Adı dergiden sonra televizyonlardaki mücadelesiyle duyulan Ulrike, bir zaman sonra, korkulan bir “terör” simgesinin bir motifi olarak duyurdu adını. Bu terör simgesi, Vietnam’da katledilen çocukların, dünyada bugün göstermelik bir nedametle anılan iğrenç sayfaları arasına sıkışmış isimlerini anıyordu. Öyle tehlikeliydi ki, İran şahının ziyaretini protesto ettikten sonra yazdığı yazıda; “Eğer bir kişi taş atarsa, bu cezalandırılması gereken bir davranıştır. Eğer yüzlerce kişi taş atarsa, bu, politik bir eylemdir” diyordu. Sokakların sesini, kelimelerine koklatıyordu.

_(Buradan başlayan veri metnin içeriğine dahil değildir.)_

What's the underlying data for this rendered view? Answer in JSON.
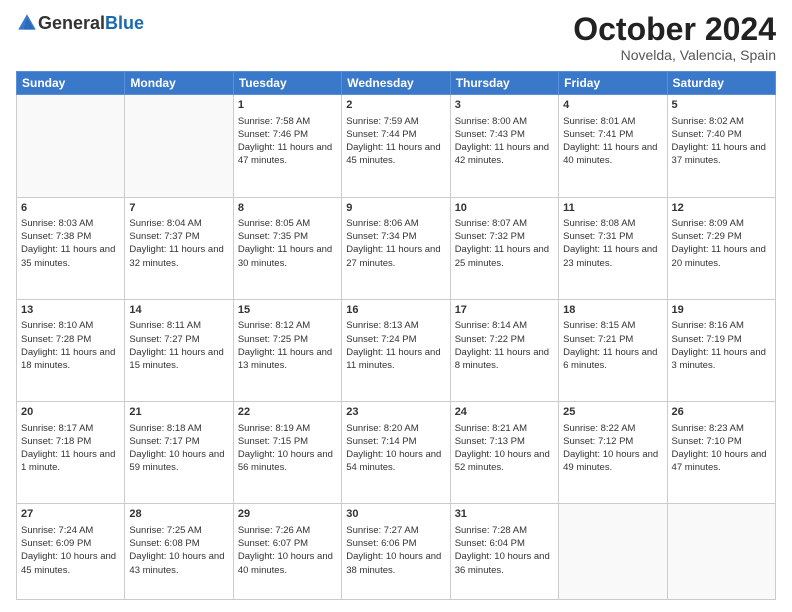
{
  "header": {
    "logo_general": "General",
    "logo_blue": "Blue",
    "title": "October 2024",
    "location": "Novelda, Valencia, Spain"
  },
  "days_of_week": [
    "Sunday",
    "Monday",
    "Tuesday",
    "Wednesday",
    "Thursday",
    "Friday",
    "Saturday"
  ],
  "weeks": [
    [
      {
        "day": "",
        "info": ""
      },
      {
        "day": "",
        "info": ""
      },
      {
        "day": "1",
        "info": "Sunrise: 7:58 AM\nSunset: 7:46 PM\nDaylight: 11 hours and 47 minutes."
      },
      {
        "day": "2",
        "info": "Sunrise: 7:59 AM\nSunset: 7:44 PM\nDaylight: 11 hours and 45 minutes."
      },
      {
        "day": "3",
        "info": "Sunrise: 8:00 AM\nSunset: 7:43 PM\nDaylight: 11 hours and 42 minutes."
      },
      {
        "day": "4",
        "info": "Sunrise: 8:01 AM\nSunset: 7:41 PM\nDaylight: 11 hours and 40 minutes."
      },
      {
        "day": "5",
        "info": "Sunrise: 8:02 AM\nSunset: 7:40 PM\nDaylight: 11 hours and 37 minutes."
      }
    ],
    [
      {
        "day": "6",
        "info": "Sunrise: 8:03 AM\nSunset: 7:38 PM\nDaylight: 11 hours and 35 minutes."
      },
      {
        "day": "7",
        "info": "Sunrise: 8:04 AM\nSunset: 7:37 PM\nDaylight: 11 hours and 32 minutes."
      },
      {
        "day": "8",
        "info": "Sunrise: 8:05 AM\nSunset: 7:35 PM\nDaylight: 11 hours and 30 minutes."
      },
      {
        "day": "9",
        "info": "Sunrise: 8:06 AM\nSunset: 7:34 PM\nDaylight: 11 hours and 27 minutes."
      },
      {
        "day": "10",
        "info": "Sunrise: 8:07 AM\nSunset: 7:32 PM\nDaylight: 11 hours and 25 minutes."
      },
      {
        "day": "11",
        "info": "Sunrise: 8:08 AM\nSunset: 7:31 PM\nDaylight: 11 hours and 23 minutes."
      },
      {
        "day": "12",
        "info": "Sunrise: 8:09 AM\nSunset: 7:29 PM\nDaylight: 11 hours and 20 minutes."
      }
    ],
    [
      {
        "day": "13",
        "info": "Sunrise: 8:10 AM\nSunset: 7:28 PM\nDaylight: 11 hours and 18 minutes."
      },
      {
        "day": "14",
        "info": "Sunrise: 8:11 AM\nSunset: 7:27 PM\nDaylight: 11 hours and 15 minutes."
      },
      {
        "day": "15",
        "info": "Sunrise: 8:12 AM\nSunset: 7:25 PM\nDaylight: 11 hours and 13 minutes."
      },
      {
        "day": "16",
        "info": "Sunrise: 8:13 AM\nSunset: 7:24 PM\nDaylight: 11 hours and 11 minutes."
      },
      {
        "day": "17",
        "info": "Sunrise: 8:14 AM\nSunset: 7:22 PM\nDaylight: 11 hours and 8 minutes."
      },
      {
        "day": "18",
        "info": "Sunrise: 8:15 AM\nSunset: 7:21 PM\nDaylight: 11 hours and 6 minutes."
      },
      {
        "day": "19",
        "info": "Sunrise: 8:16 AM\nSunset: 7:19 PM\nDaylight: 11 hours and 3 minutes."
      }
    ],
    [
      {
        "day": "20",
        "info": "Sunrise: 8:17 AM\nSunset: 7:18 PM\nDaylight: 11 hours and 1 minute."
      },
      {
        "day": "21",
        "info": "Sunrise: 8:18 AM\nSunset: 7:17 PM\nDaylight: 10 hours and 59 minutes."
      },
      {
        "day": "22",
        "info": "Sunrise: 8:19 AM\nSunset: 7:15 PM\nDaylight: 10 hours and 56 minutes."
      },
      {
        "day": "23",
        "info": "Sunrise: 8:20 AM\nSunset: 7:14 PM\nDaylight: 10 hours and 54 minutes."
      },
      {
        "day": "24",
        "info": "Sunrise: 8:21 AM\nSunset: 7:13 PM\nDaylight: 10 hours and 52 minutes."
      },
      {
        "day": "25",
        "info": "Sunrise: 8:22 AM\nSunset: 7:12 PM\nDaylight: 10 hours and 49 minutes."
      },
      {
        "day": "26",
        "info": "Sunrise: 8:23 AM\nSunset: 7:10 PM\nDaylight: 10 hours and 47 minutes."
      }
    ],
    [
      {
        "day": "27",
        "info": "Sunrise: 7:24 AM\nSunset: 6:09 PM\nDaylight: 10 hours and 45 minutes."
      },
      {
        "day": "28",
        "info": "Sunrise: 7:25 AM\nSunset: 6:08 PM\nDaylight: 10 hours and 43 minutes."
      },
      {
        "day": "29",
        "info": "Sunrise: 7:26 AM\nSunset: 6:07 PM\nDaylight: 10 hours and 40 minutes."
      },
      {
        "day": "30",
        "info": "Sunrise: 7:27 AM\nSunset: 6:06 PM\nDaylight: 10 hours and 38 minutes."
      },
      {
        "day": "31",
        "info": "Sunrise: 7:28 AM\nSunset: 6:04 PM\nDaylight: 10 hours and 36 minutes."
      },
      {
        "day": "",
        "info": ""
      },
      {
        "day": "",
        "info": ""
      }
    ]
  ]
}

Bir anma yazısı değil bu. Amacım bu kadını övmek ve göklere çıkarmak değil. Sadece, bu kadın öfkesini tasvir ediyorum, bir kadının, bir annenin, bu kuvvetle tarihi sarsmasının anatomisini çıkarıyorum. Hakkında o kadar cümle söylendi, o kadar film yapıldı, ama hâlâ söylenecek sözler tükenmedi bu kadının hakkında. Öyle bir gürültüyle fırladı ki, karanlık gölgelerin arasından, aydınlık fikirleri, hâlâ ısıtıyor yaşlanmış, paslı salonları.

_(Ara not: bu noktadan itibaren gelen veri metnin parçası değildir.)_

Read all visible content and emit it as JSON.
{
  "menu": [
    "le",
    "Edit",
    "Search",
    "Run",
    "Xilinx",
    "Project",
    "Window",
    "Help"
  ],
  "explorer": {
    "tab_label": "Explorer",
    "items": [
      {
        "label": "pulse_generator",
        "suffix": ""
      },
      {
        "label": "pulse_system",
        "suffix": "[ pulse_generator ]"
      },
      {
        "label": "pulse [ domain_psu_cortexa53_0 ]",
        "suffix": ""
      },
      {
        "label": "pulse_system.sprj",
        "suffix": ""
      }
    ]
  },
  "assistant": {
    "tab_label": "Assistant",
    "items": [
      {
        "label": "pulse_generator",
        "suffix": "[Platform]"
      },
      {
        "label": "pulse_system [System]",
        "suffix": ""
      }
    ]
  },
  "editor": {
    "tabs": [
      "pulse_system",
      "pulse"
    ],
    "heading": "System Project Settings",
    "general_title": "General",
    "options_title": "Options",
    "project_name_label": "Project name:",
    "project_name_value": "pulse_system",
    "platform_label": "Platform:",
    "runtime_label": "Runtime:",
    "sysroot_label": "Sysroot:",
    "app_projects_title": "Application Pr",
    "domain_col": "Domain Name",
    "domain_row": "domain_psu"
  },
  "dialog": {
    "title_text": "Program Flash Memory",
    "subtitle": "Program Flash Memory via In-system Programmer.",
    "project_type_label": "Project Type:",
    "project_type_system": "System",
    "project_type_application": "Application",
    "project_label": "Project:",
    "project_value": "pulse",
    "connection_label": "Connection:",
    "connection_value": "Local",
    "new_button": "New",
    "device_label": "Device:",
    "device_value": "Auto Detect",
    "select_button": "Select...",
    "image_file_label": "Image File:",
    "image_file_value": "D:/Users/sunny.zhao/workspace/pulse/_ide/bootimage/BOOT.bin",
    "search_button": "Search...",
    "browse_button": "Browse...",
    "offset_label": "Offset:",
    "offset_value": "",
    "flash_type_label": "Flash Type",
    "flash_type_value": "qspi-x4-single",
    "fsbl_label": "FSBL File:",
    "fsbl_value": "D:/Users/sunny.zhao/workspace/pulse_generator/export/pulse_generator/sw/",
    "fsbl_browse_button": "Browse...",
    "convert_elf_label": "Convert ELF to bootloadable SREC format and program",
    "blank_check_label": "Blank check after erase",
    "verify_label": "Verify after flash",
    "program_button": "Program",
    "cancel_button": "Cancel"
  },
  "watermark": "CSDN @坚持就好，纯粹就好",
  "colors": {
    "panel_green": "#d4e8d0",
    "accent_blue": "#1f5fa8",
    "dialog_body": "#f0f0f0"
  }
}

“Ben Ulrike. Beni öldüremeyeceksiniz!” derken de, bedenini yok etmeyi başarmalarına rağmen, adını tarihin sayfalarından silemeyeceklerini, bulunduğu her ortamda yükselen sesini, öldükten yıllar sonra bile, kesemeyeceklerini göstermişti aslında, sadece hatıralardaki yerini değil, zamana meydan okuyan zihnini de göstermiş oldu bu şekilde. Nazım ustanın söylediği gibi;
“O, ne önde
ne arkada
sırada
sıramızdaydı…”
Yani, o hiçbir şekilde bir hiyerarşinin üyesi değil, hepimizin arasında, “sıradaydı”. Zamanı geldi, sözünü söyledi, öfkesini ciğerlerine doldurup kustu ve sırası geldiğinde, kendi üstüne biçtiği görevi tamamladı. Hakkında söylenecek daha çok şey var, ancak şimdi, konuşma sırası yine onda. Görmediği, belki de adını daha önce hiç telaffuz etmediği varoşlarda, okullarda, kitapların arasında yaşıyor hâlâ.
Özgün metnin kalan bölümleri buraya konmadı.